The following Q&A cover a range of topics from interview tips, to working for/registering at Prospero.
If you have any other questions please go to our feedback form or email us at email@example.com
Q. How will an interview with a school usually be structured?
Interviews usually take place over half a day and your consultant will let you know the programme for the day. You will be asked about your experience of working with children, your commitment to teaching and your relevant knowledge and skills. It is likely to include an individual interview and an observed lesson.
Q. Why did you decide to become a teacher?
This is certain to be one of the first questions you’ll be asked during an interview for a teaching job. Everyone will have a different answer to this question, which is fine.
Give some thought to how you will answer and be as honest as possible. Many teachers discover that their love of children draws them to teaching, or that their own love of learning makes them passionate about teaching. Others are inspired by a teacher earlier in their education who had a positive impact on them.
Q. What is your teaching philosophy?
This is a typical question in a teaching job interview. Your teaching philosophy is a reflection of your education and classroom experience, developed during college or graduate school, and in the classrooms where you have taught. In order to prepare for your interview, you should review papers you have written and reflect on your personal philosophy.
Q. How would you manage your class if you were hired?
To answer this question you should be familiar with the school district’s philosophies on classroom management and discipline. Your answer will vary depending on what grade level you are applying for, your teaching style, and your previous experience in the classroom, with respect to the policies of the district to which you are applying.
Sample answers might include redirecting the student, involving students by agreeing on a set of classroom rules together as a class, having students sign a learning contract that they help create at the beginning of the year, listening to a student in a one-on-one meeting, mediating issues between students, and involving parents in the disciplinary process.
Be sure to give personal examples of your method – and how it worked well for you.
Q. How do you use technology in the classroom?
With all the new forms of technology available, schools are eager to incorporate it into their classrooms whenever possible. It’s important to assure your interviewer that you are familiar with and enthusiastic about using available technology. In addition, note that you are always looking to research new technologies to implement in your classroom, as they become available.
Q. Have you had experience boosting a student’s self-esteem? If so, how?
When answering this question, provide personal examples of how you have helped a student on an individual basis. Most likely, were you not only helping them with something that they were having difficulty with, but by showing them that they could do it, you also boosted their self-esteem.
Working one-on-one with students is a very effective way to boost self-esteem. They feel recognized as an individual – not overlooked in the classroom – and have a sense of pride in their achievement.
Q. Would you be interested in participating in after school activities?
During your interview, you want to show how enthusiastic, positive, and engaged you plan to be at school. Once you get the job, you can accept or decline any after-school activities based on your schedule and interest.

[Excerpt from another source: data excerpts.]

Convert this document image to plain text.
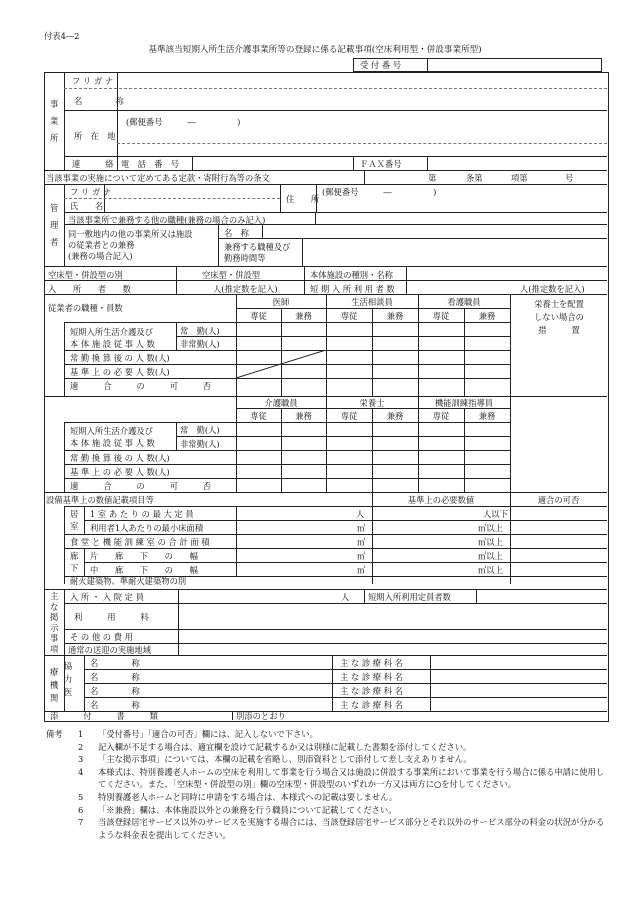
付表4―2
基準該当短期入所生活介護事業所等の登録に係る記載事項(空床利用型・併設事業所型)
受 付 番 号
事
業
所
フ リ ガ ナ
名　　　　称
(郵便番号　　　―　　　　　)
所　在　地
連　　　絡 電　話　番　号	ＦＡＸ番号
当該事業の実施について定めてある定款・寄附行為等の条文	第	条第	項第	号
管
理
者
フ リ ガ ナ
氏　　名
住　　所
(郵便番号　　　―　　　　　)
当該事業所で兼務する他の職種(兼務の場合のみ記入)
同一敷地内の他の事業所又は施設
の従業者との兼務
(兼務の場合記入)
名　称
兼務する職種及び
勤務時間等
空床型・併設型の別	空床型・併設型	本体施設の種別・名称
入　　所　　者　　数	人(推定数を記入)	短 期 入 所 利 用 者 数	人(推定数を記入)
従業者の職種・員数
医師	生活相談員	看護職員
専従	兼務	専従	兼務	専従	兼務
栄養士を配置
しない場合の
措　　　置
短期入所生活介護及び
本 体 施 設 従 事 人 数
常　勤(人)
非常勤(人)
常 勤 換 算 後 の 人 数(人)
基 準 上 の 必 要 人 数(人)
適　　　合　　　の　　　可　　　否
介護職員	栄養士	機能訓練指導員
専従	兼務	専従	兼務	専従	兼務
短期入所生活介護及び
本 体 施 設 従 事 人 数
常　勤(人)
非常勤(人)
常 勤 換 算 後 の 人 数(人)
基 準 上 の 必 要 人 数(人)
適　　　合　　　の　　　可　　　否
設備基準上の数値記載項目等	基準上の必要数値	適合の可否
居
室
廊
下
1 室 あ た り の 最 大 定 員	人	人以下
利用者1人あたりの最小床面積	㎡	㎡以上
食 堂 と 機 能 訓 練 室 の 合 計 面 積	㎡	㎡以上
片　　廊　　下　　の　　幅	㎡	㎡以上
中　　廊　　下　　の　　幅	㎡	㎡以上
耐火建築物、準耐火建築物の別
主
な
掲
示
事
項
入 所 ・ 入 院 定 員	人 短期入所利用定員者数
利　　　用　　　料
そ の 他 の 費 用
通常の送迎の実施地域
協
力
医
療
機
関
名　　　　称	主 な 診 療 科 名
名　　　　称	主 な 診 療 科 名
名　　　　称	主 な 診 療 科 名
名　　　　称	主 な 診 療 科 名
添　　　付　　　書　　　類	別添のとおり
備考 1 「受付番号」「適合の可否」欄には、記入しないで下さい。
2 記入欄が不足する場合は、適宜欄を設けて記載するか又は別様に記載した書類を添付してください。
3 「主な掲示事項」については、本欄の記載を省略し、別添資料として添付して差し支えありません。
4 本様式は、特別養護老人ホームの空床を利用して事業を行う場合又は施設に併設する事業所において事業を行う場合に係る申請に使用してください。また、「空床型・併設型の別」欄の空床型・併設型のいずれか一方又は両方に○を付してください。
5 特別養護老人ホームと同時に申請をする場合は、本様式への記載は要しません。
6 「※兼務」欄は、本体施設以外との兼務を行う職員について記載してください。
7 当該登録居宅サービス以外のサービスを実施する場合には、当該登録居宅サービス部分とそれ以外のサービス部分の料金の状況が分かるような料金表を提出してください。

It is highly recommended, though, that you become involved by coaching, leading a club, or participating in homework help, at least until you are tenured. Some schools require participation in extra-curricular activities, and you should try to find out ahead of time what the school policy is.
Q. What major challenges and problems have you faced as a teacher? How did you handle them?
If asked this question, be sure to include specific examples of how you handled a particularly difficult situation. Discuss how you researched the issue and contributed to finding a solution.
Q. What applicable experience do you have?
When you are asked questions relating to experience that qualifies you for a job, it’s important to be very specific about your skills and experience.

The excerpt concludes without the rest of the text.